Mientras tanto las mujeres en grupo hablarán de infinidad de temas banales pero por más vueltas que den, el preferido será definitivamente el sexo. 
Por lo general a diferencia de los varones, les gustan los detalles morbosos y no exageran ni mienten pero casi siempre no usan palabras que suenen fuertes al oído. Sin embargo, algunas de ellas tienen un vocabulario que sonrojarían hasta el más desvergonzado de los camioneros. 
En cuanto a la relación de pareja, para el hombre la comunicación tiene la simple finalidad de acotar todas las situaciones y se resuelve sin ningún problema, con un par de palabras. 
Sin embargo para la mujer, el dialogo le permite compartir sus sentimientos respecto a una situación puntual, aún siendo pasado, presente o futuro, pero fundamentalmente sin límite de palabras. 
En cuanto a la simple elección de una película, es otro tema de polémica para cualquier pareja, ya que las mujeres prefieren las del tipo románticas o musicales donde la escena cumbre esté marcada por uno de esos besos apasionados que deje a la actriz rendida de amor y sin aire.
Mientras que para los varones tienen que ser de aventuras donde las peleas y litros de sangre salpiquen hasta la pantalla. Claro que no se descartan donde a la actriz principal se le vea el calzón. 
En cuanto a las compras para la despensa casera, la mujer hará una lista de todo lo que necesita, irá al supermercado y llenará el carrito, siendo el papel higiénico el artículo más representativo. 
En cuanto al hombre dejará que su heladera le quede nada más que las cubeteras de hielo, un envase de leche cortada y una porción de pizza de hace una semana. Entonces irá de muy malas ganas al supermercado y comprará todo lo que crea que le va a servir, siendo las latitas de cerveza el artículo estrella de su carrito. 
Si me refiero a las fantasías sexuales, tanto hombres como mujeres tienen la misma cantidad de sueños eróticos. 
Solo que las motivaciones son muy diferentes. Por lo general las mujeres alimentan sus fantasías con estrellas de cine, de rock, o deportistas consagrados. 
Mientras que el hombre mayormente cualquier escote pronunciado o pollera semi transparente eleva ostensiblemente su temperatura corporal. 
Si hablamos de sexo, las mujeres prefieren tener entre 30 a 45 minutos de juegos previos mientras que el hombre con solo 30 a 45 segundos de preparación, ya se encuentra listo como para la guerra. El hombre por lo general carga con toda la presión del desempeño, y cualquier palabrita al respecto lo puede alzar o derrumbar definitivamente. 

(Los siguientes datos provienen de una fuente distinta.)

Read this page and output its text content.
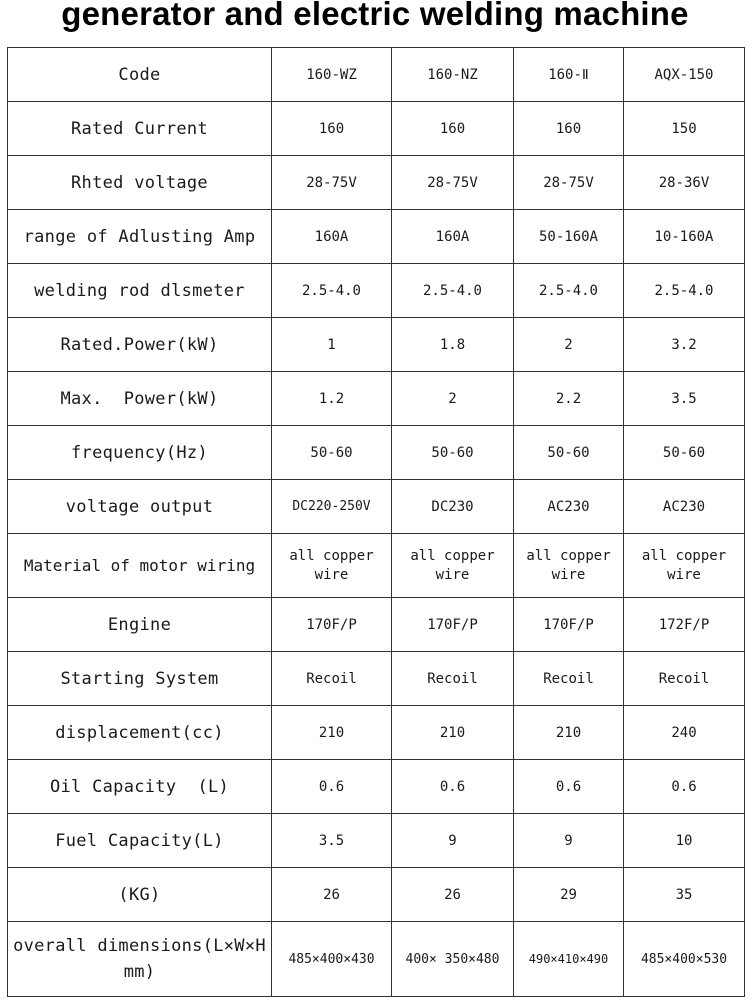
generator and electric welding machine
Code	160-WZ	160-NZ	160-Ⅱ	AQX-150
Rated Current	160	160	160	150
Rhted voltage	28-75V	28-75V	28-75V	28-36V
range of Adlusting Amp	160A	160A	50-160A	10-160A
welding rod dlsmeter	2.5-4.0	2.5-4.0	2.5-4.0	2.5-4.0
Rated.Power(kW)	1	1.8	2	3.2
Max.  Power(kW)	1.2	2	2.2	3.5
frequency(Hz)	50-60	50-60	50-60	50-60
voltage output	DC220-250V	DC230	AC230	AC230
Material of motor wiring	all copper wire	all copper wire	all copper wire	all copper wire
Engine	170F/P	170F/P	170F/P	172F/P
Starting System	Recoil	Recoil	Recoil	Recoil
displacement(cc)	210	210	210	240
Oil Capacity  (L)	0.6	0.6	0.6	0.6
Fuel Capacity(L)	3.5	9	9	10
(KG)	26	26	29	35
overall dimensions(L×W×H mm)	485×400×430	400× 350×480	490×410×490	485×400×530
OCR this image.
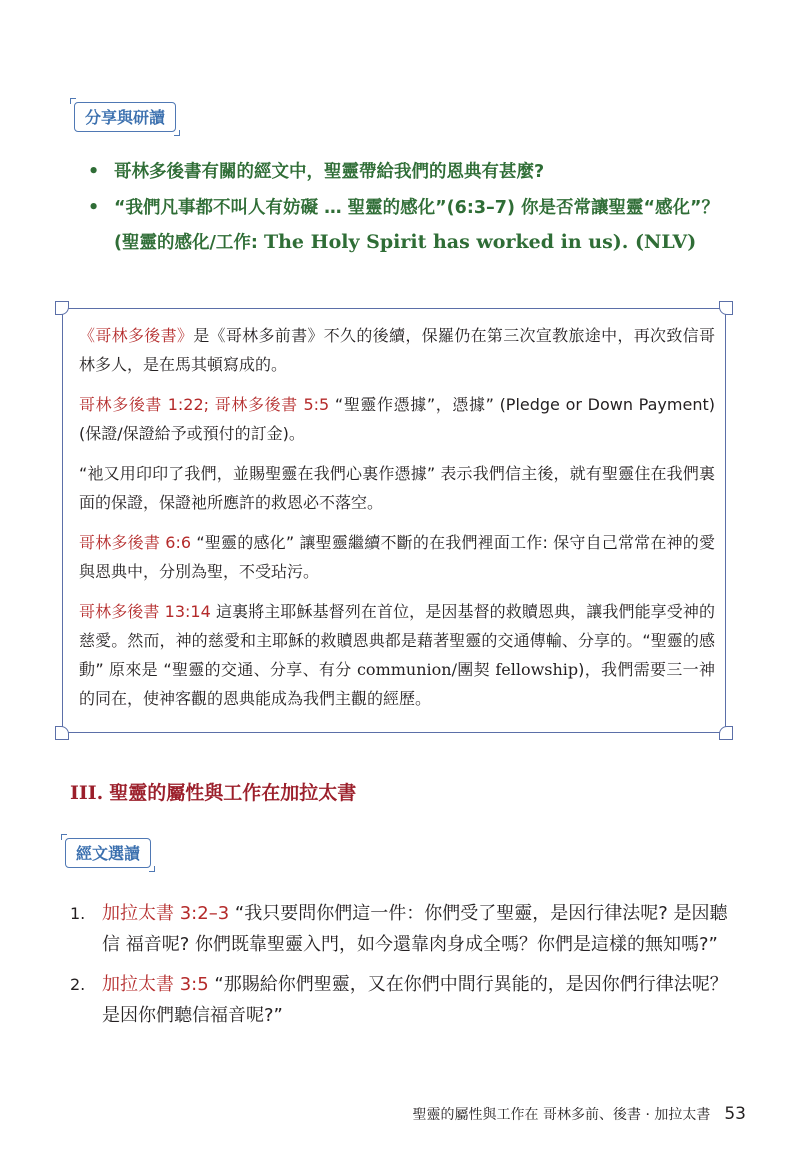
分享與研讀
• 哥林多後書有關的經文中，聖靈帶給我們的恩典有甚麼?
• “我們凡事都不叫人有妨礙 … 聖靈的感化”(6:3–7) 你是否常讓聖靈“感化”？(聖靈的感化/工作: The Holy Spirit has worked in us). (NLV)

《哥林多後書》是《哥林多前書》不久的後續，保羅仍在第三次宣教旅途中，再次致信哥林多人，是在馬其頓寫成的。

哥林多後書 1:22; 哥林多後書 5:5 “聖靈作憑據”，憑據” (Pledge or Down Payment) (保證/保證給予或預付的訂金)。

“祂又用印印了我們，並賜聖靈在我們心裏作憑據” 表示我們信主後，就有聖靈住在我們裏面的保證，保證祂所應許的救恩必不落空。

哥林多後書 6:6 “聖靈的感化” 讓聖靈繼續不斷的在我們裡面工作: 保守自己常常在神的愛與恩典中，分別為聖，不受玷污。

哥林多後書 13:14 這裏將主耶穌基督列在首位，是因基督的救贖恩典，讓我們能享受神的慈愛。然而，神的慈愛和主耶穌的救贖恩典都是藉著聖靈的交通傳輸、分享的。“聖靈的感動” 原來是 “聖靈的交通、分享、有分 communion/團契 fellowship)，我們需要三一神的同在，使神客觀的恩典能成為我們主觀的經歷。

III. 聖靈的屬性與工作在加拉太書
經文選讀
1. 加拉太書 3:2–3 “我只要問你們這一件：你們受了聖靈，是因行律法呢? 是因聽信 福音呢? 你們既靠聖靈入門，如今還靠肉身成全嗎？你們是這樣的無知嗎?”
2. 加拉太書 3:5 “那賜給你們聖靈，又在你們中間行異能的，是因你們行律法呢？是因你們聽信福音呢?”
聖靈的屬性與工作在 哥林多前、後書 · 加拉太書 53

Si un hombre desea enviarle un mensaje escrito a una mujer, lo escribe muy rápido y sin dar muchos detalles. En tanto que las mujeres usan un papel perfumado, de colores y lo saturan con cosas sin importancia y muchos dibujitos. 

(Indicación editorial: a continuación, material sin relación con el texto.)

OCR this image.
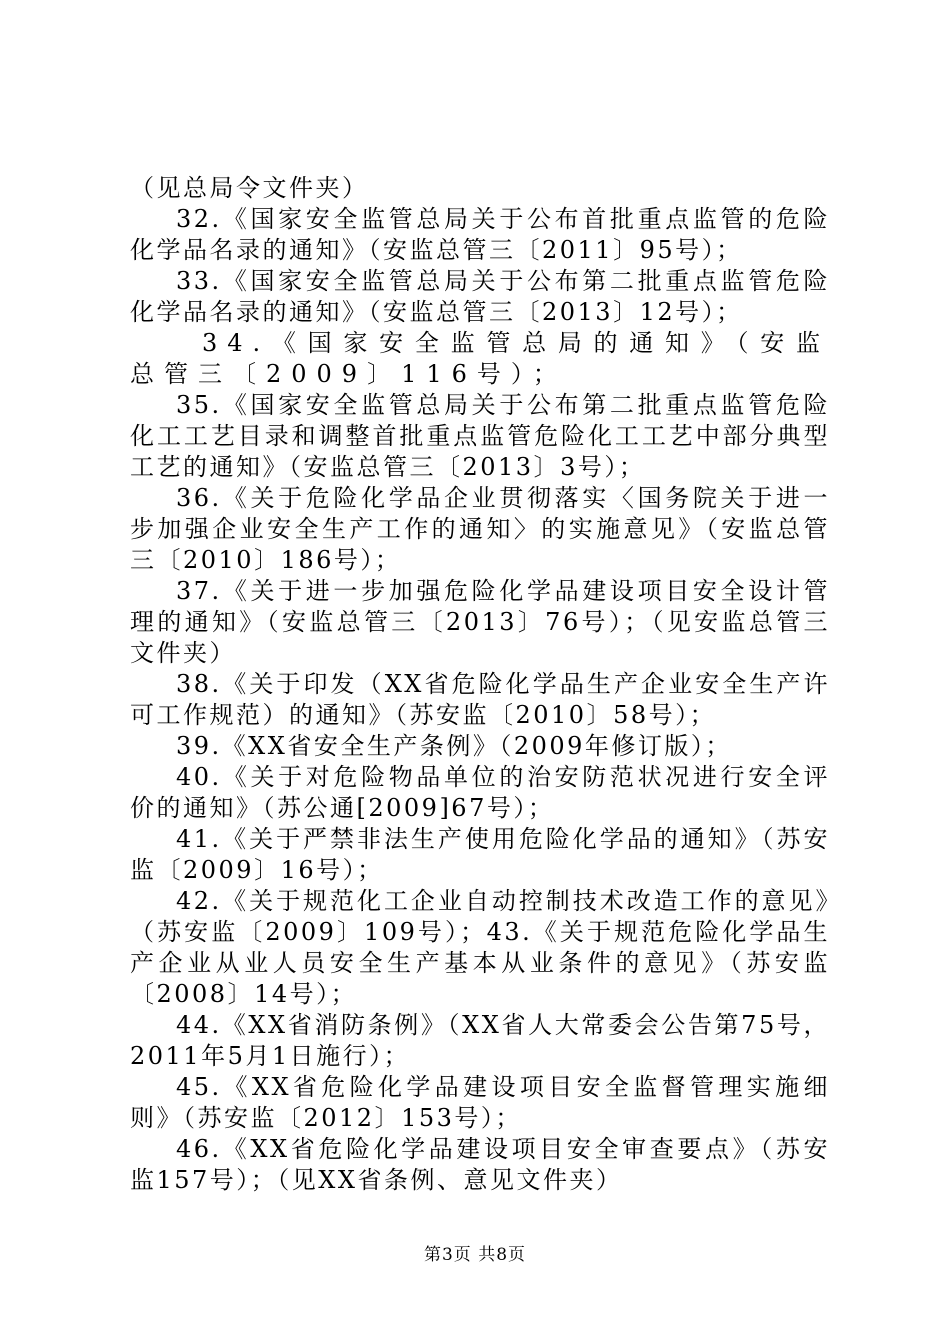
（见总局令文件夹）

32.《国家安全监管总局关于公布首批重点监管的危险化学品名录的通知》（安监总管三〔2011〕95号）；

33.《国家安全监管总局关于公布第二批重点监管危险化学品名录的通知》（安监总管三〔2013〕12号）；

34.《国家安全监管总局的通知》（安监总管三〔2009〕116号）；

35.《国家安全监管总局关于公布第二批重点监管危险化工工艺目录和调整首批重点监管危险化工工艺中部分典型工艺的通知》（安监总管三〔2013〕3号）；

36.《关于危险化学品企业贯彻落实〈国务院关于进一步加强企业安全生产工作的通知〉的实施意见》（安监总管三〔2010〕186号）；

37.《关于进一步加强危险化学品建设项目安全设计管理的通知》（安监总管三〔2013〕76号）；（见安监总管三文件夹）

38.《关于印发（XX省危险化学品生产企业安全生产许可工作规范）的通知》（苏安监〔2010〕58号）；

39.《XX省安全生产条例》（2009年修订版）；

40.《关于对危险物品单位的治安防范状况进行安全评价的通知》（苏公通[2009]67号）；

41.《关于严禁非法生产使用危险化学品的通知》（苏安监〔2009〕16号）；

42.《关于规范化工企业自动控制技术改造工作的意见》（苏安监〔2009〕109号）；43.《关于规范危险化学品生产企业从业人员安全生产基本从业条件的意见》（苏安监〔2008〕14号）；

44.《XX省消防条例》（XX省人大常委会公告第75号，2011年5月1日施行）；

45.《XX省危险化学品建设项目安全监督管理实施细则》（苏安监〔2012〕153号）；

46.《XX省危险化学品建设项目安全审查要点》（苏安监157号）；（见XX省条例、意见文件夹）

第3页 共8页
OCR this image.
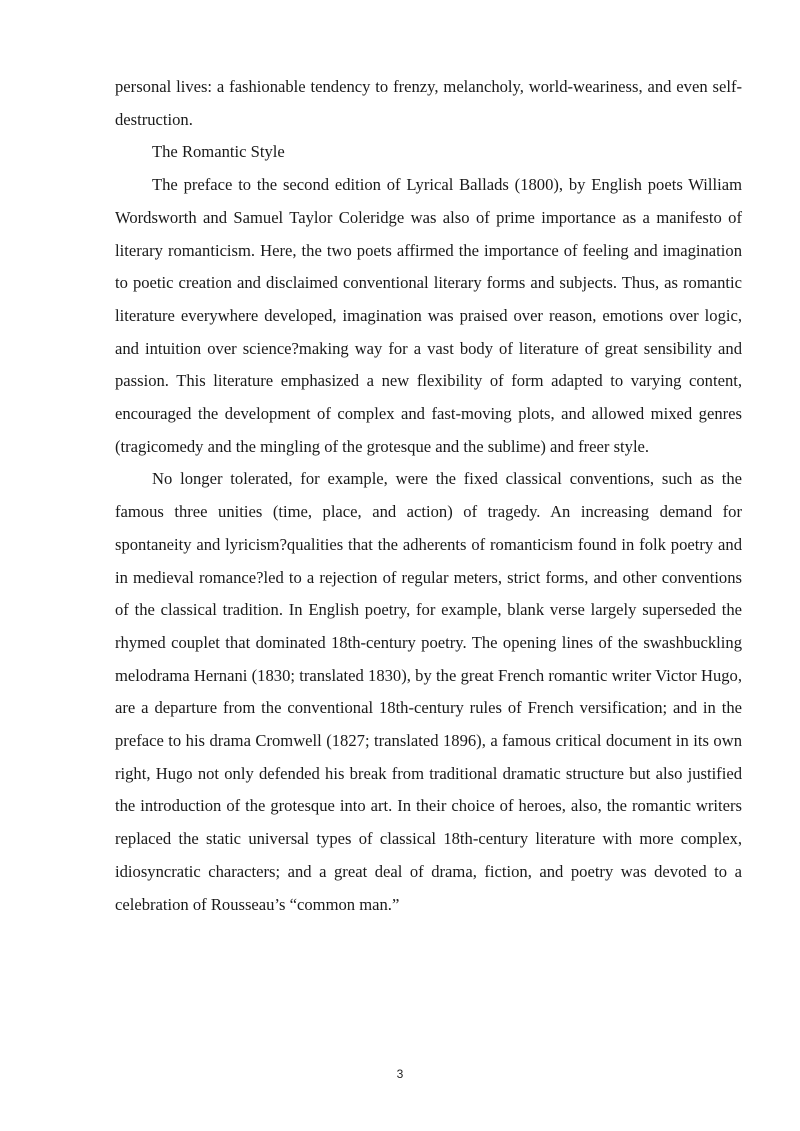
personal lives: a fashionable tendency to frenzy, melancholy, world-weariness, and even self-destruction.

The Romantic Style

The preface to the second edition of Lyrical Ballads (1800), by English poets William Wordsworth and Samuel Taylor Coleridge was also of prime importance as a manifesto of literary romanticism. Here, the two poets affirmed the importance of feeling and imagination to poetic creation and disclaimed conventional literary forms and subjects. Thus, as romantic literature everywhere developed, imagination was praised over reason, emotions over logic, and intuition over science?making way for a vast body of literature of great sensibility and passion. This literature emphasized a new flexibility of form adapted to varying content, encouraged the development of complex and fast-moving plots, and allowed mixed genres (tragicomedy and the mingling of the grotesque and the sublime) and freer style.

No longer tolerated, for example, were the fixed classical conventions, such as the famous three unities (time, place, and action) of tragedy. An increasing demand for spontaneity and lyricism?qualities that the adherents of romanticism found in folk poetry and in medieval romance?led to a rejection of regular meters, strict forms, and other conventions of the classical tradition. In English poetry, for example, blank verse largely superseded the rhymed couplet that dominated 18th-century poetry. The opening lines of the swashbuckling melodrama Hernani (1830; translated 1830), by the great French romantic writer Victor Hugo, are a departure from the conventional 18th-century rules of French versification; and in the preface to his drama Cromwell (1827; translated 1896), a famous critical document in its own right, Hugo not only defended his break from traditional dramatic structure but also justified the introduction of the grotesque into art. In their choice of heroes, also, the romantic writers replaced the static universal types of classical 18th-century literature with more complex, idiosyncratic characters; and a great deal of drama, fiction, and poetry was devoted to a celebration of Rousseau’s “common man.”

3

Son tan almibaradas que hasta empalagan y aunque tengan muchas ganas de mandarte a la China pero sin boleto de regreso, jamás te lo dirán. 

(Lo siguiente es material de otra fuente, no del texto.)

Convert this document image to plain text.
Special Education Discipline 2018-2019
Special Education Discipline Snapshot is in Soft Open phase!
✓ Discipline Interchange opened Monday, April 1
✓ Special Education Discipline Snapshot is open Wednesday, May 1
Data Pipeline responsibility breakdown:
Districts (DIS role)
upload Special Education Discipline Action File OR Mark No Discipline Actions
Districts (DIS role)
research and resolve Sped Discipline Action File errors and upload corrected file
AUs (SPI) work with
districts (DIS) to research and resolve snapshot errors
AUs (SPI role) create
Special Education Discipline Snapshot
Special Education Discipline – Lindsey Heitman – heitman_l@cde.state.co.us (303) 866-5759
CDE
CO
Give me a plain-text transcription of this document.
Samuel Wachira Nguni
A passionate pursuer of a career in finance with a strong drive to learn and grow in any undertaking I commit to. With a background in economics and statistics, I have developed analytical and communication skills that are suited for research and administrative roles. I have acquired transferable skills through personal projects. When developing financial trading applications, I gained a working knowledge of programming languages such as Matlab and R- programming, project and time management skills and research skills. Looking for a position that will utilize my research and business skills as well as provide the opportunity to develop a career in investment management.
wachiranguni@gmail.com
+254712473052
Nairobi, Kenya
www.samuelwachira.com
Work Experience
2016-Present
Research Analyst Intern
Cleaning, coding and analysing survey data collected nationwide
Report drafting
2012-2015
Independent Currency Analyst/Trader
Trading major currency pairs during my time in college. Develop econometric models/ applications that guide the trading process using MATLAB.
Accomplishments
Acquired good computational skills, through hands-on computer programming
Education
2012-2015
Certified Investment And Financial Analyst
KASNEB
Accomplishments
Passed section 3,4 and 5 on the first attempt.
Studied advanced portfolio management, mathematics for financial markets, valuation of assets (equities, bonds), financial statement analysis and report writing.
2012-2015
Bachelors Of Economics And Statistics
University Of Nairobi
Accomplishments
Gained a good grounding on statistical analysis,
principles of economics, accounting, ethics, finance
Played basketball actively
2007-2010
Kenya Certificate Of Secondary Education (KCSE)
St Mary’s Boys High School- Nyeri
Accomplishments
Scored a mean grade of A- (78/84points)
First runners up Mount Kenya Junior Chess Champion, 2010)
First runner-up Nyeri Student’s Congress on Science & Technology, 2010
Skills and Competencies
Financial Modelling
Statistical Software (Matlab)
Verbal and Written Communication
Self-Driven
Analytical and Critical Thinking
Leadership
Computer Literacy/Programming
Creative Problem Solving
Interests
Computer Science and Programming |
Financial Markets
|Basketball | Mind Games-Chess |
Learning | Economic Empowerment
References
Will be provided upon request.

Para un hombre, el baño es un lugar de paso, donde por lo general no permanece mucho más allá de los 15 minutos y son pocos los objetos de uso personal que allí conserva, contando incluso con alguna toalla robada de un motel. 
En cambio es el cuarto donde más tiempo pasa la mujer, y allí son exhibidos una cantidad tan grande de productos que ningún hombre jamás podrá saber cuál es su uso específico. 
Tanto las revistas de hombres como de mujeres tienen fotografías de mujeres desnudas y eso se debe a que el cuerpo femenino es una obra de arte mientras que el del hombre es toscamente peludo, con alguna panza y debe ser mostrado en penumbras, para disimular todas las imperfecciones dadas por la madre naturaleza. 
Si debe salir de su casa un hombre, en 20 minutos estará listo. Mientras que para una mujer, el horario de una cita no es importarte y no es una simple leyenda urbana. 
Por lo antes dicho, los hombres y las mujeres son bien diferentes y esa es la verdadera razón para que ambos sexos se atraigan y la vida amorosa y sexual sea tan complicada. 
Cuando aprendamos a manejar estos códigos evitaremos derramar lágrimas innecesarias y gozaremos mucho más con nuestras diferencias. Eso podría garantizarnos una gran mejora de nuestra vida en común.